ON-chain privacy is really not great right now, and it can be broken fairly easily by anyone on their laptop if they are a fairly good programmer. There’s a privacy/security tradeoff. We need to target both privacy and security. Payjoin is probably the best thing to work on to merge all the wallet clusters. The lightning network greatly improves privacy, although there are still some problems that can be improved. If you want more information about this, review my privacy wiki page that I worked on and give that a read if you’re interested in this stuff. Thank you.

Q&A

Q: In World War 2, the Germans didn’t know that enigma was broken. They were so sure that it wasn’t broken, and this was a cause of their defeat. How do you contemplate that we don’t know, like what Chainalysis or Elliptic do know? They might not disclose certain research. How do we understand what the adversary is doing?

A: For these transaction surveillance companies, they can have customers who are anyone. So you can leak information from the company and see what information they share with their customers. It can also be observed by the behavior of exchanges and which transactions they ban you for. These surveillance companies publish papers. You can read their papers on Google Scholar. They tell you how it works. This is where I got most of this information from. A lot of these heuristics weren’t invented by them themselves. The common-ownership heuristic is actually in the bitcoin whitepaper and they were mentioned back in 2010 and 2011 on the bitcointalk forums. I think the leaks that exist today are scary enough and we should do something about them.

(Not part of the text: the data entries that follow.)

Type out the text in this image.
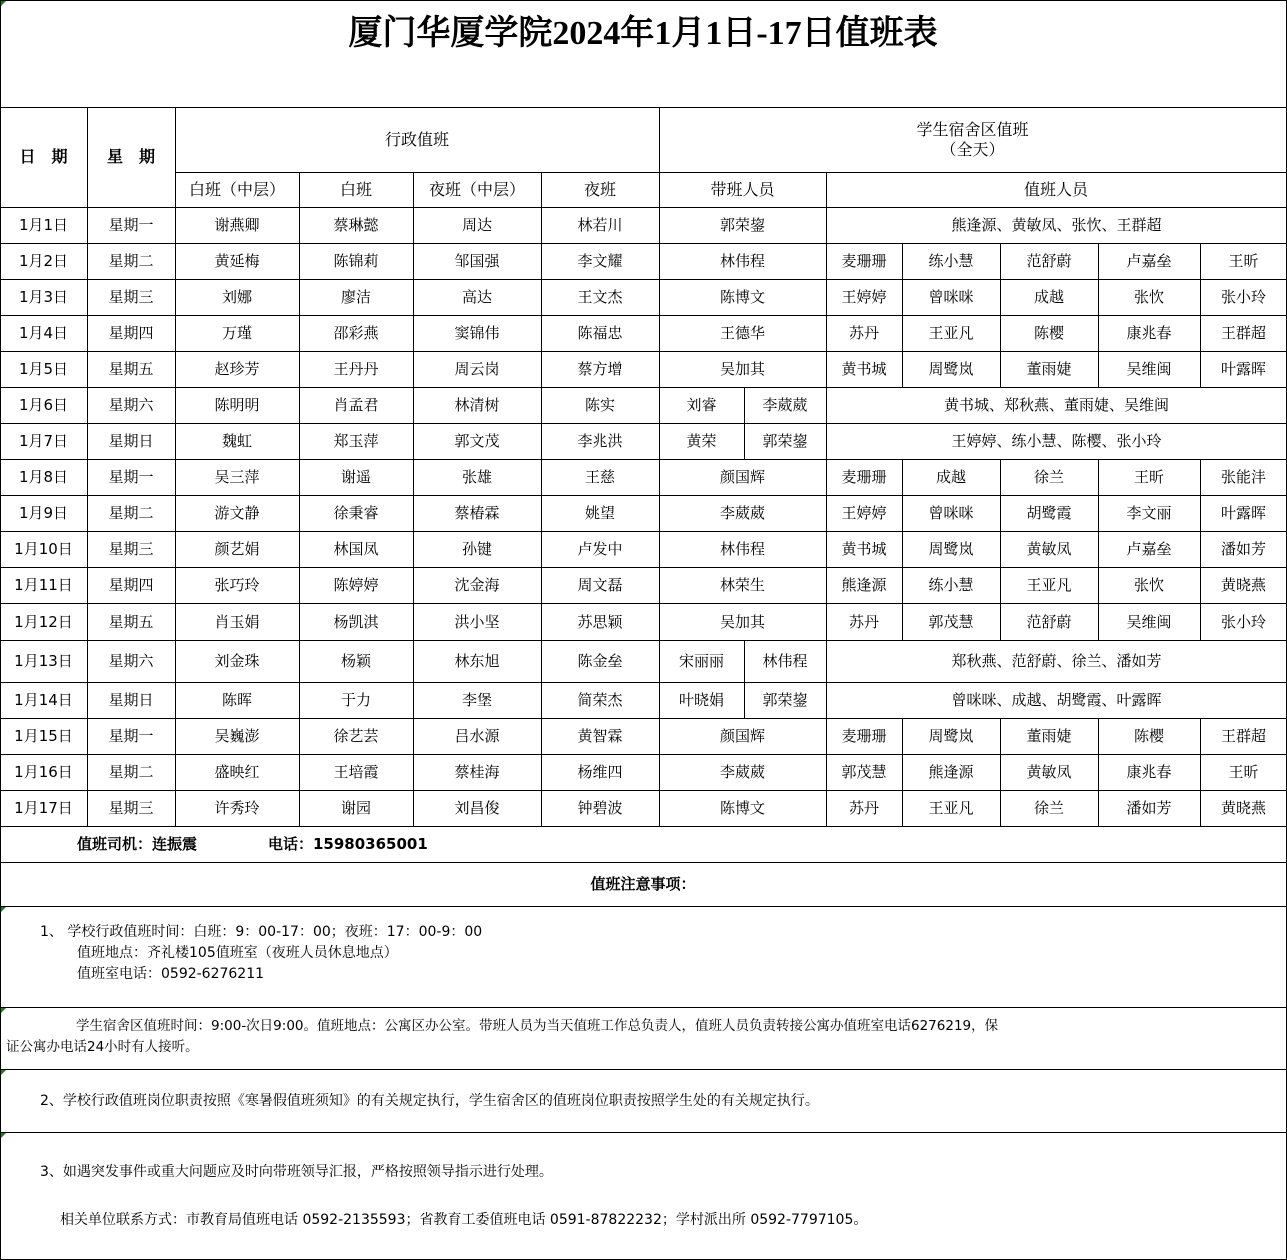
厦门华厦学院2024年1月1日-17日值班表
日　期	星　期
行政值班
学生宿舍区值班
（全天）
白班（中层）	白班	夜班（中层）	夜班	带班人员	值班人员
1月1日	星期一	谢燕卿	蔡琳懿	周达	林若川	郭荣鋆	熊逢源、黄敏凤、张忺、王群超
1月2日	星期二	黄延梅	陈锦莉	邹国强	李文耀	林伟程	麦珊珊	练小慧	范舒蔚	卢嘉垒	王昕
1月3日	星期三	刘娜	廖洁	高达	王文杰	陈博文	王婷婷	曾咪咪	成越	张忺	张小玲
1月4日	星期四	万瑾	邵彩燕	窦锦伟	陈福忠	王德华	苏丹	王亚凡	陈樱	康兆春	王群超
1月5日	星期五	赵珍芳	王丹丹	周云岗	蔡方增	吴加其	黄书城	周鹭岚	董雨婕	吴维闽	叶露晖
1月6日	星期六	陈明明	肖孟君	林清树	陈实	刘睿	李葳葳	黄书城、郑秋燕、董雨婕、吴维闽
1月7日	星期日	魏虹	郑玉萍	郭文茂	李兆洪	黄荣	郭荣鋆	王婷婷、练小慧、陈樱、张小玲
1月8日	星期一	吴三萍	谢遥	张雄	王慈	颜国辉	麦珊珊	成越	徐兰	王昕	张能沣
1月9日	星期二	游文静	徐秉睿	蔡椿霖	姚望	李葳葳	王婷婷	曾咪咪	胡鹭霞	李文丽	叶露晖
1月10日	星期三	颜艺娟	林国凤	孙键	卢发中	林伟程	黄书城	周鹭岚	黄敏凤	卢嘉垒	潘如芳
1月11日	星期四	张巧玲	陈婷婷	沈金海	周文磊	林荣生	熊逢源	练小慧	王亚凡	张忺	黄晓燕
1月12日	星期五	肖玉娟	杨凯淇	洪小坚	苏思颖	吴加其	苏丹	郭茂慧	范舒蔚	吴维闽	张小玲
1月13日	星期六	刘金珠	杨颖	林东旭	陈金垒	宋丽丽	林伟程	郑秋燕、范舒蔚、徐兰、潘如芳
1月14日	星期日	陈晖	于力	李堡	简荣杰	叶晓娟	郭荣鋆	曾咪咪、成越、胡鹭霞、叶露晖
1月15日	星期一	吴巍澎	徐艺芸	吕水源	黄智霖	颜国辉	麦珊珊	周鹭岚	董雨婕	陈樱	王群超
1月16日	星期二	盛映红	王培霞	蔡桂海	杨维四	李葳葳	郭茂慧	熊逢源	黄敏凤	康兆春	王昕
1月17日	星期三	许秀玲	谢园	刘昌俊	钟碧波	陈博文	苏丹	王亚凡	徐兰	潘如芳	黄晓燕
值班司机：连振震	电话：15980365001
值班注意事项：
1、 学校行政值班时间：白班：9：00-17：00；夜班：17：00-9：00
值班地点：齐礼楼105值班室（夜班人员休息地点）
值班室电话：0592-6276211
学生宿舍区值班时间：9:00-次日9:00。值班地点：公寓区办公室。带班人员为当天值班工作总负责人，值班人员负责转接公寓办值班室电话6276219，保
证公寓办电话24小时有人接听。
2、学校行政值班岗位职责按照《寒暑假值班须知》的有关规定执行，学生宿舍区的值班岗位职责按照学生处的有关规定执行。
3、如遇突发事件或重大问题应及时向带班领导汇报，严格按照领导指示进行处理。
相关单位联系方式：市教育局值班电话 0592-2135593；省教育工委值班电话 0591-87822232；学村派出所 0592-7797105。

That’s my view.

Wallet fingerprinting is a technique where wallets usually have differences in how they construct transactions, like a different nsequence value or different locktimes or they might choose their inputs differently or how they compose the transaction. You can tell which wallet made a transaction.

Q: What about confidential transactions on Liquid?

A: Confidential transactions are a technology where the amounts are hidden. Any kind of analysis about round numbers or unnecessary input heuristic, those things can’t work. The downside is that far fewer people use Liquid. It’s the same with Monero and zcash- because fewer people use it, you might have a lower anonymity set. I could see some people doing some transactions in Liquid, doing confidential transactions, and then withdrawing over a few transactions and that might be enough to break the link between their addresses. That could work.